Much of today’s network congestion is caused by web traffic. Web traffic can be local (on the intranet) as well as from the Internet. Huge graphics, Java applets, and tons of information pouring in can quickly flood even a decent-sized network link. Added to this, are DNS lookup requests which in themselves are pretty small, but are so numerous that it isn’t uncommon to see several hundred DNS requests open simultaneously! Many of these issues can be addressed by building in some intelligence into the network design.
For example, much of the web traffic tends to be repetitive-users pick up the same pages. Yet, each page is transferred again and again from the remote server. This problem can be quickly resolved by using a web proxy server that caches pages. Repeat requests for pages will then be served to the requesting user from the proxy-cache instead of being pulled again from the remote server, resulting in vastly improved response times.
Many networks are set up to use a remote DNS server-typically on the Internet (where everyone is set to query VSNL’s DNS servers) or the parent network’s master DNS (in case of private WANs). This is highly un-optimal, and can quickly be resolved by setting up a local caching DNS server (such as supplied with Windows NT, Unix etc.).
In all such cases, it is important to ensure that client machines on the LAN are set up to use these services.
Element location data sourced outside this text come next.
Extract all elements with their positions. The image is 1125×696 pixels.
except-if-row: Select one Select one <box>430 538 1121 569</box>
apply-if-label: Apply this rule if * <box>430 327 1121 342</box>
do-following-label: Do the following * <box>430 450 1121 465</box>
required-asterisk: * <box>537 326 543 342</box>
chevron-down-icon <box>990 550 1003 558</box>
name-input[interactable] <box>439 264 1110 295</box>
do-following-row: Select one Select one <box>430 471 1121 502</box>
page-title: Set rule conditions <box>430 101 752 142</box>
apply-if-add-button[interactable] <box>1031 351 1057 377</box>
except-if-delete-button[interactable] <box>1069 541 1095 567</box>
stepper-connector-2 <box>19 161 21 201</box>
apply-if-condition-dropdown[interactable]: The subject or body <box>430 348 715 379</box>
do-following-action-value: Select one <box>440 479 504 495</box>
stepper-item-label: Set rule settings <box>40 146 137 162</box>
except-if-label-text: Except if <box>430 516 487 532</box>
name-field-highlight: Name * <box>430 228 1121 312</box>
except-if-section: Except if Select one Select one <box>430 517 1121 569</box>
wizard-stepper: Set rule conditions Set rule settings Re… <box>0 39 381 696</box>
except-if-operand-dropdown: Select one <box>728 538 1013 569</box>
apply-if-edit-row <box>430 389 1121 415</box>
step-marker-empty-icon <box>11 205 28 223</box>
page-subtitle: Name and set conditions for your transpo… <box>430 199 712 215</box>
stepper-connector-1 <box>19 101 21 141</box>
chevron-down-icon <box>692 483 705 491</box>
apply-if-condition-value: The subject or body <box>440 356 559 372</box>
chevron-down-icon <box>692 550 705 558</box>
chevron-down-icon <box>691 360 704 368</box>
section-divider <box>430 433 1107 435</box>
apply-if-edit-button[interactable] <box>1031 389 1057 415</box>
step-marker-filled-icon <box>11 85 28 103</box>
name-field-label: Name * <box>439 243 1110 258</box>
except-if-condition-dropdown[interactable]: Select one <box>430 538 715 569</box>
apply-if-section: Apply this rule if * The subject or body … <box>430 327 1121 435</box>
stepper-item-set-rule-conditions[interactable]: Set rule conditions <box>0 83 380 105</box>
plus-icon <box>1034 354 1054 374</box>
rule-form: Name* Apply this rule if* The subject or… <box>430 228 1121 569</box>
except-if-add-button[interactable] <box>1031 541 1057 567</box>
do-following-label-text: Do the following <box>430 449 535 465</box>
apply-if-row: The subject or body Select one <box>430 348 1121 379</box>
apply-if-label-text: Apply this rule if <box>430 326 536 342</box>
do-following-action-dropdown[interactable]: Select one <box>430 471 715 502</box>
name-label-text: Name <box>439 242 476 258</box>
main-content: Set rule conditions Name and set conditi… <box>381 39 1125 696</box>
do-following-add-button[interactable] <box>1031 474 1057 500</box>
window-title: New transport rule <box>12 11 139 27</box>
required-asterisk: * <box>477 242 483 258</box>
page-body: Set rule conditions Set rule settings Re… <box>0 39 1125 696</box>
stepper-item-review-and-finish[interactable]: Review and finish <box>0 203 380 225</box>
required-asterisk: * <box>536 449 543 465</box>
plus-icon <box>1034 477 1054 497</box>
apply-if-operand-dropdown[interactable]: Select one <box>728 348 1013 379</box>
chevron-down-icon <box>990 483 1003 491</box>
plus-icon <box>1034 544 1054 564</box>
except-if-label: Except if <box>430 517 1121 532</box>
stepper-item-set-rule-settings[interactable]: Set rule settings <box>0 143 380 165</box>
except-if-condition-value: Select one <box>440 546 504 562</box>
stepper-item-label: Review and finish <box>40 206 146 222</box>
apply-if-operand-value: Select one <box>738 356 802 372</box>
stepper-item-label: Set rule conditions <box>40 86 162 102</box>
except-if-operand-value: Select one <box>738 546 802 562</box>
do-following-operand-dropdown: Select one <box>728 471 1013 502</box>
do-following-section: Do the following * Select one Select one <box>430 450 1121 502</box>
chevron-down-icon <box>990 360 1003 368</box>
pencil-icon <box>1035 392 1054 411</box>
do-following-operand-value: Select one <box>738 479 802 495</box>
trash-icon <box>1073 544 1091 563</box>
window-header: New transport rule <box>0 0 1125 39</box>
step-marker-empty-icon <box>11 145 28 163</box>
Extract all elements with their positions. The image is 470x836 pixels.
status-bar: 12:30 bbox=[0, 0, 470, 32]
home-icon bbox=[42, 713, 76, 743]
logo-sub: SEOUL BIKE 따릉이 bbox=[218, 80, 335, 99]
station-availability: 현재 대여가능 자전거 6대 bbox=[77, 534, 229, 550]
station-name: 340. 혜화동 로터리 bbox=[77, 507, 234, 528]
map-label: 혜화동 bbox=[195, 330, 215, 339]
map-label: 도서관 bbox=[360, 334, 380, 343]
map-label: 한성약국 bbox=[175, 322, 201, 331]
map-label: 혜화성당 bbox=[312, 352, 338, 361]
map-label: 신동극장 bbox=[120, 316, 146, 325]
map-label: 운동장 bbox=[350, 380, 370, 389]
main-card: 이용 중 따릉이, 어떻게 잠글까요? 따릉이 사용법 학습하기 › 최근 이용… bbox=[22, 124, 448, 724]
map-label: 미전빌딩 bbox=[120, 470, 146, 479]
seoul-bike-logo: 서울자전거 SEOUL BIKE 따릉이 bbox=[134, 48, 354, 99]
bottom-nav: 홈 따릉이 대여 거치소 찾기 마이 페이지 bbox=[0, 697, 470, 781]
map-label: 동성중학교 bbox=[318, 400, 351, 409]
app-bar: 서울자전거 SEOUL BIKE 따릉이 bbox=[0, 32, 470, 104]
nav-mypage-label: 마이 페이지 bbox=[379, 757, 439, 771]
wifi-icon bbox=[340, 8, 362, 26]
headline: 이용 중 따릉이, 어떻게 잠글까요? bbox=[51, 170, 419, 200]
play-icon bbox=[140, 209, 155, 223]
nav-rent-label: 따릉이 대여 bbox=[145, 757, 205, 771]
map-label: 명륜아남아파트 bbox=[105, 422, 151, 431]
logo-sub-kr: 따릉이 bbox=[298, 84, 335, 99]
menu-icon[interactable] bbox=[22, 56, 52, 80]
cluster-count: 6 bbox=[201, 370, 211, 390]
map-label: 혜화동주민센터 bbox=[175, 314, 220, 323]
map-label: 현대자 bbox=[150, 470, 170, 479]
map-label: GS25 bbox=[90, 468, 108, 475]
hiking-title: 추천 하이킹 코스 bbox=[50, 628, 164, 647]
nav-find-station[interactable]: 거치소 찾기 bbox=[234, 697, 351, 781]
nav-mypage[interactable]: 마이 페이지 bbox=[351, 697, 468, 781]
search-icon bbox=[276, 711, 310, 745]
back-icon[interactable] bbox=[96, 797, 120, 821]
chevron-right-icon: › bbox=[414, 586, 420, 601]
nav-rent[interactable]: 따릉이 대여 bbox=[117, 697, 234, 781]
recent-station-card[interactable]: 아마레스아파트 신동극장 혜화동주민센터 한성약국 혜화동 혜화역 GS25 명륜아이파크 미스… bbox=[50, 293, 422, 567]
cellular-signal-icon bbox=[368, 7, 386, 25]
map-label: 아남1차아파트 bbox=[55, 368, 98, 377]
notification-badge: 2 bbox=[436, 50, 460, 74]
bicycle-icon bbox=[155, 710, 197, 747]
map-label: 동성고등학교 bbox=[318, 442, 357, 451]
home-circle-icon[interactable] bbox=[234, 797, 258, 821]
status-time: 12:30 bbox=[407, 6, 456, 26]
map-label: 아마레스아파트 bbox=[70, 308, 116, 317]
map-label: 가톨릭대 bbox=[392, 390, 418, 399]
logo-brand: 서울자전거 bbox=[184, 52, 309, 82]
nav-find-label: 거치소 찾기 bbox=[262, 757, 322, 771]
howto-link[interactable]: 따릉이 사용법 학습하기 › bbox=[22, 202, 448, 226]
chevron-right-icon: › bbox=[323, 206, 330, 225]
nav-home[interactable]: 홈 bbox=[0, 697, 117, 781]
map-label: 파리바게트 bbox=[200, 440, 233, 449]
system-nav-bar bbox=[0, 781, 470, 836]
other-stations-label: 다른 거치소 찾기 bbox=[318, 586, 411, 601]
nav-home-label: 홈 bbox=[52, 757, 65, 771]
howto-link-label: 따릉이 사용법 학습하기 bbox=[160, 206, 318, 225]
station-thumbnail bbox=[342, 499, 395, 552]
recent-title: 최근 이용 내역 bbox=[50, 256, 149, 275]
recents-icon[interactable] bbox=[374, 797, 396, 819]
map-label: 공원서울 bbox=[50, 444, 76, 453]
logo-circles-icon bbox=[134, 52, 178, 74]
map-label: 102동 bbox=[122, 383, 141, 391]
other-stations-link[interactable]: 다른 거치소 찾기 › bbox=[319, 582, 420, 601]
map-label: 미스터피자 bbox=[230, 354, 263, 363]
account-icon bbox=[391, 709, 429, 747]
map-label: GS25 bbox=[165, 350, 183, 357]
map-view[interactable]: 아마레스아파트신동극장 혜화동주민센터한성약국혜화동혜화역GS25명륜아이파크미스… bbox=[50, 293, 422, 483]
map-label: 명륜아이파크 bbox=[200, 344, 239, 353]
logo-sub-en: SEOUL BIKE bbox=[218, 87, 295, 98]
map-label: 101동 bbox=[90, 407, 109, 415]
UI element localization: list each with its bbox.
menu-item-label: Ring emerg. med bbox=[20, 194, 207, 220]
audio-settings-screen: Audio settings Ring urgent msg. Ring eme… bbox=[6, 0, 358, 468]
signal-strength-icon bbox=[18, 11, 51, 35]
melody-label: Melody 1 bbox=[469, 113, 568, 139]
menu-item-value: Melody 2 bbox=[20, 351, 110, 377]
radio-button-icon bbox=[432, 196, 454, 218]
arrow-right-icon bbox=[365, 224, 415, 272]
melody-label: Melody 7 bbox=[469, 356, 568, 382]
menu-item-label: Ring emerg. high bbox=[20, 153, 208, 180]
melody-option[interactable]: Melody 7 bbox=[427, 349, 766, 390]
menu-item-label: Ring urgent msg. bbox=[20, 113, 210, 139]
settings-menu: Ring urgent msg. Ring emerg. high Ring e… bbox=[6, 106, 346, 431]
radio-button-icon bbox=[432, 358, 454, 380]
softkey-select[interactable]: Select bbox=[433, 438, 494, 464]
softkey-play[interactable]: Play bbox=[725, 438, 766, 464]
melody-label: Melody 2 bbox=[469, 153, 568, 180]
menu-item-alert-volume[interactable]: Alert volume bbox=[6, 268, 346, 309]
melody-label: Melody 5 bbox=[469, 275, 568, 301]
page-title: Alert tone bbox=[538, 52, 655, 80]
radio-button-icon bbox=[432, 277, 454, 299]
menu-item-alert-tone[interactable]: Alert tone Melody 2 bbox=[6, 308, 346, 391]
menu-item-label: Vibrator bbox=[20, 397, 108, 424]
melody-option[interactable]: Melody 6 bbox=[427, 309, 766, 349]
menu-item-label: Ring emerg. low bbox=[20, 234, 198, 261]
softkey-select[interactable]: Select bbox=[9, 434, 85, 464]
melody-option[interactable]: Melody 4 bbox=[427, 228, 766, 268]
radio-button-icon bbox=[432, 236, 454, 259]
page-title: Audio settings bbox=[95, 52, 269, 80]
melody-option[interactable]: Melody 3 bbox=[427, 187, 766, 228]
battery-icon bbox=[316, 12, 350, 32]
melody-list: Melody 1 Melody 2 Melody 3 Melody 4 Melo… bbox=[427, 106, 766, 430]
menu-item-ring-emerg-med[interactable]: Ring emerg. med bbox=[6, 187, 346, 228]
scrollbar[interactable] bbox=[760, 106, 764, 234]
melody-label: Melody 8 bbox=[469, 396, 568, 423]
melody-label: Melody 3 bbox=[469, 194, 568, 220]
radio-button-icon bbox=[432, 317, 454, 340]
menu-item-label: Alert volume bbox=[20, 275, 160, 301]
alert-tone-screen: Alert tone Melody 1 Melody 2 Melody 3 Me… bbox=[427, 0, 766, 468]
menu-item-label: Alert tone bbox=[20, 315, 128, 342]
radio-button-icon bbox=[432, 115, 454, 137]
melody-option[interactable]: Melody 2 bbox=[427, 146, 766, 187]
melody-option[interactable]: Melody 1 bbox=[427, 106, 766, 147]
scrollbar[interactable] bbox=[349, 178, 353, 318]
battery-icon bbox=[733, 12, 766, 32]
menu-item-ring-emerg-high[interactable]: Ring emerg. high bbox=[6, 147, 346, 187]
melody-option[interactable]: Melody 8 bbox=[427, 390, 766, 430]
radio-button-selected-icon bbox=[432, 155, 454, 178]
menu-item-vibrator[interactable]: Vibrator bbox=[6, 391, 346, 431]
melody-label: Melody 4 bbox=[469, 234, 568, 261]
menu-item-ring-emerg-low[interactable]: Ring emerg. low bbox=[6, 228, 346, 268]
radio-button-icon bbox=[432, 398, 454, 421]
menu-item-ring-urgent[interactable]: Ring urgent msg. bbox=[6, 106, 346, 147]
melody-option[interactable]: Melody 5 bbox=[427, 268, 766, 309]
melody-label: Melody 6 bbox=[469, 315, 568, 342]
The easiest way to ensure this is to use DHCP (Dynamic Host Configuration Protocol) services provided by virtually every Network OS these days. DHCP will set the client machine to use the correct servers (such as DNS, web proxy etc.), and will also make network administration much simpler and centralized.
Many LANs now boast email for every user of the LAN. The advantages of this cannot be stressed strongly enough. However, this facility rapidly finds itself misused, leading to excessive network traffic. One of the biggest culprits is the tendency by users to send large, uncompressed file attachments via email. There are usually better ways of doing this (like copying the file into a common area on a server and then asking people to pick it up from there via a short email message), but the convenience of email makes people choose this route. Corporate policy should strongly come down on offenders.
The next biggest problem is Carbon Copies. It is not unusual to see messages being sent to dozens of recipients, even though the message itself is meant for only one or two persons. Matters get worse when there is an attachment involved-users do not realize that a message with a 1 MB attachment sent to 10 people results in 10 MB of network traffic. This is a problem that quickly escalates as people start replying to such messages. The answer to this is again corporate policy and user education.
There are plenty of ways of optimizing network performance. Listed here are just a few optimization methods-a little bit of research will quickly throw many more. Unfortunately, the one most visible to people is the increase in network bandwidth. In almost all cases, this is completely unjustifiable.
Simple network design, optimization, and reconfiguration can make an ordinary 10 Mbps network perform much faster than a badly designed 100 Mbps network, and the cost benefits are, of course, huge. Similarly, a ‘lowly’ 64 Kbps link to the Internet or a WAN, connected to a well-designed LAN, can offer performance better than a badly set up LAN connected to a 128 Kbps link.